С чувством попавшего в западню зверя Баурджед оглянулся вокруг.
По-прежнему мерно вздымались огромные волны, только ритм их дыхания заметно убыстрился. Последние лучи солнца угасали вдали, за белевшей полосой бурунов, а в небе висела зловещая густая облачная масса, освещавшаяся снизу частыми вспышками молний.
Тяжелое ощущение недоброго, готовящегося ему и его спутникам, давило Баурджеда. Маленькие, недавно казавшиеся такими уютными и надежными корабли скучились вокруг головного — начальники кораблей ждали приказа, отвергнутые землей, затерянные в море на краю мира.
Все более крепло у Баурджеда сознание, что корабли Та-Кем не годились для плавания по Великой Дуге.
Но ничего нельзя было сделать. Он — полный владыка душ и тел своих спутников, начальник воинов, исполнитель воли всемогущего фараона — чувствовал себя сейчас неопытным, робким мальчиком, готовым спрятать голову в коленях у матери, если бы она была здесь.
Тьма сгущалась над морем, свист ветра становился резче и заунывнее, а молнии все чаще сверкали, освещая рваные края темных облаков.
С корабля на корабль прокричали распоряжение Баурджеда — плыть всю ночь по ветру, ни в коем случае нс разлучаться, держась ближе друг к другу. Подавать постоянные сигналы ударами в медные щиты…
Мрак разъединил корабли, погрузив людей в одиночество. Он был так густ, что с носа нельзя было видеть, что делается на корме. Только огни молний давали возможность следить за соседними кораблями.

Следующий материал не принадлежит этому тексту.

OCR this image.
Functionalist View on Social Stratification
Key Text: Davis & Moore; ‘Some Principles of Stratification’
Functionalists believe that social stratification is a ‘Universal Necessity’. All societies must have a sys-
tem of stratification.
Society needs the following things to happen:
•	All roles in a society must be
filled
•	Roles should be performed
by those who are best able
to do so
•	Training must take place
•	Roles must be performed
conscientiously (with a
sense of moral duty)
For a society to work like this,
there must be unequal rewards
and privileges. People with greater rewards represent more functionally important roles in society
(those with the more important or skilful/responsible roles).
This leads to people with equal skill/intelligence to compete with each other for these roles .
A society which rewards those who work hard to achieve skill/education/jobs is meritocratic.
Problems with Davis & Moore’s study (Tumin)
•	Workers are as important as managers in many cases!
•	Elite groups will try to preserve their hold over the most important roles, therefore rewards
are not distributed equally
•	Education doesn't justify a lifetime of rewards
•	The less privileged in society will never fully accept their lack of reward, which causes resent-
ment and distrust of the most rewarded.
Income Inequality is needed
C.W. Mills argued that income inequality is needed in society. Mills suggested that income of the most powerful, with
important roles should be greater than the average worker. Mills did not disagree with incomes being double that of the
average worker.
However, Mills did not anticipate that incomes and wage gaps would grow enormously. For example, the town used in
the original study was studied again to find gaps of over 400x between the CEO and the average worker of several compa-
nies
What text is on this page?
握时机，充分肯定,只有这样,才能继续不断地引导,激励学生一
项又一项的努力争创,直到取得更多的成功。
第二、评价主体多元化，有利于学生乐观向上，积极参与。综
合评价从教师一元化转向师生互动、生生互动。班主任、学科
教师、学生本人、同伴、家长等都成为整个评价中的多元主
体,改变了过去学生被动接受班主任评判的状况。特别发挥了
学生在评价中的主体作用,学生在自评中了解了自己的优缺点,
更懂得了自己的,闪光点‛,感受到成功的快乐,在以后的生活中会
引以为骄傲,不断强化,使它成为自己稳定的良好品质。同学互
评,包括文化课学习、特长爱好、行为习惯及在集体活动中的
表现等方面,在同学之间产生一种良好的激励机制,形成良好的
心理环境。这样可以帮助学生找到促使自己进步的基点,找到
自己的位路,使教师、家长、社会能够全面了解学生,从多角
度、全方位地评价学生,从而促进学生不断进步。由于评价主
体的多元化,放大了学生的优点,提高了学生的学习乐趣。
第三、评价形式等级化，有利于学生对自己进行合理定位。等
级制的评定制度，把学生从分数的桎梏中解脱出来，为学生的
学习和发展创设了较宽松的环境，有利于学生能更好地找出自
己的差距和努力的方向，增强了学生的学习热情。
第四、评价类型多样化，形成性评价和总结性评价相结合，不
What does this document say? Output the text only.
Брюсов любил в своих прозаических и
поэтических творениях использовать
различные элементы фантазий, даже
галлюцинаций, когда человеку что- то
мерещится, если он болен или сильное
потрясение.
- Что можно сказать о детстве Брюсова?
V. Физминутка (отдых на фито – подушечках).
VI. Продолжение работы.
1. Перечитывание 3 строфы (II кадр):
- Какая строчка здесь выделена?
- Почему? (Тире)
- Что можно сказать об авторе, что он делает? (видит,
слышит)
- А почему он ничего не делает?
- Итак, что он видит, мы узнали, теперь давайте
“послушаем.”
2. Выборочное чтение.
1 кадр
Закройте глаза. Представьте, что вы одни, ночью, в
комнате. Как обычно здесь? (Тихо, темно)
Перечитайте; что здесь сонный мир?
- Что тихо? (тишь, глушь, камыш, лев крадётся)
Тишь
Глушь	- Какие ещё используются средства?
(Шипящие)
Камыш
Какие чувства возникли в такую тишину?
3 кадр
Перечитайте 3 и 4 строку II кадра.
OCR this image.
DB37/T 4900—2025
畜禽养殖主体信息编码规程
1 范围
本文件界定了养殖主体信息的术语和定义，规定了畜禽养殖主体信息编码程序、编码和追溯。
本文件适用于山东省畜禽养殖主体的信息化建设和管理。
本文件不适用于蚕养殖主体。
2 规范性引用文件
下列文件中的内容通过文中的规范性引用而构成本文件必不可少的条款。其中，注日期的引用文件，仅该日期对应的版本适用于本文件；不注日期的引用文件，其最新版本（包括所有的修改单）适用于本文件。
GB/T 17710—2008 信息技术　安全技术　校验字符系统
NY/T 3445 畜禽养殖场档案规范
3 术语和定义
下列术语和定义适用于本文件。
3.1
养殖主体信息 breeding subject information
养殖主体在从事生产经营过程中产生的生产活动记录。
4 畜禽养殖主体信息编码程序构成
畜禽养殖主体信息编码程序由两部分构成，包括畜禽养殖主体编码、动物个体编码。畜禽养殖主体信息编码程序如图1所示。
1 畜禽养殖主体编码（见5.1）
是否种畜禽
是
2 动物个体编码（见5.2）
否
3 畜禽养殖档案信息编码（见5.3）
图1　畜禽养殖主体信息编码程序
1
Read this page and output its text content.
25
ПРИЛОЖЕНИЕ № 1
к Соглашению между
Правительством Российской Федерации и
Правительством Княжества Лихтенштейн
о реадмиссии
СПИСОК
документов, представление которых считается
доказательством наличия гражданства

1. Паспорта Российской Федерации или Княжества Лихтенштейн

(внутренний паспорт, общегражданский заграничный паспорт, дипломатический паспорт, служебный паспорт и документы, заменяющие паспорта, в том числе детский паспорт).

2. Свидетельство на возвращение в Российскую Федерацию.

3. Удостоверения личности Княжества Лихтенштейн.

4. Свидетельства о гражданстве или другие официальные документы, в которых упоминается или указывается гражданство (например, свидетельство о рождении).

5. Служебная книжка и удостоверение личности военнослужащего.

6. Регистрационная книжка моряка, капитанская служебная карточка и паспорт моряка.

Страшные крики, вой и вздохи неслись из-за туч, как будто сам мрачный Сетх или грозная Сохмет, — львица, пожирательница людей, спорили там из-за добычи. В вое ветра люди слышали окликавшие их голоса и в страхе оглядывались с бьющимися сердцами. Зловещее томление и тоска охватывали людей, точно звавший их голос принадлежал самой смерти.
В надрывный скрип дерева и унылое завывание ветра со всех сторон вплетались зловещие медные удары, подобные невыразимо напряженным вскрикам. Им изредка вторили глухо доносившиеся человеческие слова — отрывочные, бессвязные и от этого казавшиеся испуганными.
В полной угрозы ночи корабли быстро шли к югу, гонимые, как сухие листья в ветер. Слева и спереди часть горизонта непрерывно светилась, будто там собрались со всего мира зарницы и молнии.
Вздох, вырвавшийся из груди Баурджеда, потонул в громовом реве вдруг налетевшего ветра. Корабль повалился набок, и Баурджед упал на колени, сильно ударившись головой. Сознание покинуло его, и он неминуемо полетел бы за борт, если бы смелый моряк, по имени Антеф, не удержал его, прикрыв собственным телом в углу между краем борта и палубой.
Когда Баурджед снова открыл глаза и сознание вернулось к нему, он долгое время не мог сообразить, где находится. Его окружало что-то исполински громадное, несущееся, давящее. Он чувствовал под собою по-прежнему твердую палубу корабля, но она исчезала под крутящейся пеной. Размахи судна превратились в быструю смену взлетов и падений, похожую на скачку раненой антилопы. Понемногу Баурджед заставил себя соображать, отчаянно сжимая голову в ладонях.
Полное злобы рычание ветра, душившего его, мешало ему прийти в себя.
Гром вздыбленного моря убил все звуки. Только рев ветра яростно спорил с раскатами водяных гор.